Cancer science has made incredible strides in the past decade, allowing for transformative opportunities to improve care for patients, according to Ashok Venkitaraman, MBBS, PhD, FAACR, the chair of Saturday’s Discovery Science Plenary: Novel Mechanisms Influencing Cancer Evolution.

Overall, the first Plenary Session at this year’s conference focused on factors that affect cancer evolution, beginning with a most integral tumor component: genetic mutations.

Inigo Martincorena, PhD, of Wellcome Sanger Institute, first took the audience on a tour of the “hidden world of somatic evolution in our tissues, which provides an unprecedented window into early carcinogenesis.”

In addition to investigating how factors such as alcohol and smoking influence the emergence of mutations, which can arise independently in different cells and contribute to the phenomena of somatic mosaicism and tumor heterogeneity, he revealed that while all somatic tissues accumulate mutations, genomic alterations like copy number variants are much less common, with most cells possessing stable genomes. All of these findings, he concluded, are “consistent with a multistage somatic evolution model of carcinogenesis” involving clones multiple steps away from acquiring malignant behavior.

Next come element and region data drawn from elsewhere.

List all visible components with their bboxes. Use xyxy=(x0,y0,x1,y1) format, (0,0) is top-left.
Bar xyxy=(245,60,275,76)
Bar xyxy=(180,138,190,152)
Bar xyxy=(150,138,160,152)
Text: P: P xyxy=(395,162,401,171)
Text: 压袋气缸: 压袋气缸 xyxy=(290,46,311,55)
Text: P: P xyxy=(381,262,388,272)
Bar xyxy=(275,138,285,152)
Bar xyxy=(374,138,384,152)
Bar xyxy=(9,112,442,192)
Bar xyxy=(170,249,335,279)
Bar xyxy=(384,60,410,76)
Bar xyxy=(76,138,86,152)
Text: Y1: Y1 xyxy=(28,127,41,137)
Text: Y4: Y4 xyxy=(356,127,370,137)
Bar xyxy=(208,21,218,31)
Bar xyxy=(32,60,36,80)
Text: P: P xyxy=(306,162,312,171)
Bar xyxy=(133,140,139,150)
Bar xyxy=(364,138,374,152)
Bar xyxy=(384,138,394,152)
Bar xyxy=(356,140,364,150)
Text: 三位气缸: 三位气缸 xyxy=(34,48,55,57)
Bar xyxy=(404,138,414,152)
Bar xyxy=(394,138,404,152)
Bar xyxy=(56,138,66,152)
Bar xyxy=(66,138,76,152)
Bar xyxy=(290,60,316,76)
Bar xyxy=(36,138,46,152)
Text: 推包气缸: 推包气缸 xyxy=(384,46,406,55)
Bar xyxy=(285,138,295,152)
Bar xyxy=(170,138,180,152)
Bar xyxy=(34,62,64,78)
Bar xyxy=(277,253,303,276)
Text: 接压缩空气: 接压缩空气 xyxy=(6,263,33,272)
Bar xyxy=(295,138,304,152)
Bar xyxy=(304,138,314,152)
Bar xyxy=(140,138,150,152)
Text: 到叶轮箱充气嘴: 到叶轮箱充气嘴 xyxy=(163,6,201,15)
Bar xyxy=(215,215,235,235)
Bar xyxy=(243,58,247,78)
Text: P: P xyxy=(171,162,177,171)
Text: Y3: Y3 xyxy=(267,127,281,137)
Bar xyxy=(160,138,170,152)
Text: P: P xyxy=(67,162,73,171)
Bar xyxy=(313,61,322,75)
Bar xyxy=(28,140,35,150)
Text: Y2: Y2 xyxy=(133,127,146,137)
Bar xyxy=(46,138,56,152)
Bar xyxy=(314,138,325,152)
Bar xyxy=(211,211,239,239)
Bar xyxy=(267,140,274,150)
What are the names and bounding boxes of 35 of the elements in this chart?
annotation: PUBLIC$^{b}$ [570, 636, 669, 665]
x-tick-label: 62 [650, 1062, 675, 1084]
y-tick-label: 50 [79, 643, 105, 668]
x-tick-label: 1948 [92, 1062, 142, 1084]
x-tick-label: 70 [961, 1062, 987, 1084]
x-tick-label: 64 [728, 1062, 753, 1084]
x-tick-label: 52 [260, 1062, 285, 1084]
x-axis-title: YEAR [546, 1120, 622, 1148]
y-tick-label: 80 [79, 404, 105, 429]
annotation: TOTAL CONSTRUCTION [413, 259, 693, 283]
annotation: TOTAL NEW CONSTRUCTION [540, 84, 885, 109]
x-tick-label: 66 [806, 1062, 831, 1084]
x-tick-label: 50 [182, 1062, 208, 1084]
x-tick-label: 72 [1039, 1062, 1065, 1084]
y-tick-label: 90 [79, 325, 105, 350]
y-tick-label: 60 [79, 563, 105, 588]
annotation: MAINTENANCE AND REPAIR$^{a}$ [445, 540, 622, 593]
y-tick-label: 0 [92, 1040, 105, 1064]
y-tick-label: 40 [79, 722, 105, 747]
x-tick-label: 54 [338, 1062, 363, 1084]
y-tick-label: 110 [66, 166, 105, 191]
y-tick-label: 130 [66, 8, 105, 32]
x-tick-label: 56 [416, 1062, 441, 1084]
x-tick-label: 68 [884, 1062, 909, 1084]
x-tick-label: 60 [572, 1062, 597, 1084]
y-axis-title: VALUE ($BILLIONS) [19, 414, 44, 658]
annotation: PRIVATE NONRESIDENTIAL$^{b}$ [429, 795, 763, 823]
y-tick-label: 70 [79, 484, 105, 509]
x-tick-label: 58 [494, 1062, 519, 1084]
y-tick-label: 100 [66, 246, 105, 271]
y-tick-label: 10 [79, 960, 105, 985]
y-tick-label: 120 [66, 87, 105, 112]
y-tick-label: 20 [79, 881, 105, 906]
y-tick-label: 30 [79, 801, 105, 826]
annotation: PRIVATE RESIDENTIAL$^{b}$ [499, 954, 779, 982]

In the realm of cancer metabolism, M. Celeste Simon, PhD, FAACR, of the University of Pennsylvania Perelman School of Medicine, explored SCARB1 as a metabolic vulnerability in kidney cancer that might also be applicable to other types of tumors. In clear cell renal carcinoma (ccRCC), she discussed how the high-density lipoprotein (HDL) receptor SCARB1 can disrupt an iron-dependent form of programmed cell death called ferroptosis, and that HDL uptake via this receptor remodels the lipidome in ccRCC. Furthermore, after pointing to data defining the critical role of SCARB1 signaling in both primary ccRCC tumor growth and metastasis, Simon showed that inhibiting SCARB1 might mitigate these malignant features as well as augment other treatments, including immunotherapy.

Coaxing cancer cells toward a less aggressive state through epigenetic mechanisms is also emerging as a potential cancer treatment approach, as demonstrated by Yang Shi, PhD, FAACR, of the Ludwig Institute for Cancer Research, in the context of leukemia. Shi shared his team’s efforts to inhibit the epigenetic regulator LSD1 along with the enzyme GSK3 involved in a wide range of biological signaling: Together, drugs inhibiting these two pathways induced robust cell differentiation in both mouse and human acute myeloid leukemia (AML) cell lines, and reduced the stemness potential of primary human AML. After detailing the distinct mechanistic impacts of the two drugs, including through patient-derived xenograft studies, Shi suggested that this approach could be an effective strategy for AML patients in the clinic.

Nicola Segata, PhD, of the University of Trento, wrapped up the session with a riveting exploration of how a better understanding of the human microbiome might enable us to improve the way we diagnose and treat cancer, including through fecal microbiota transplant (FMT).

“There is starting to be overwhelming evidence for the role of the microbiome in the response to immunotherapy,” he noted in reference to insights gained from the TACITO and FMT-LUMINate clinical trials, among others that have demonstrated how FMT can help overcome immunotherapy resistance.

“The next point will be to understand why [FMT] works and how it works because if we are able to understand which of the features are key, then we can think about next-generation biotherapeutic approaches,” Segata said. He concluded by sharing his vision of bringing about a bright future through precision microbiome approaches in oncology.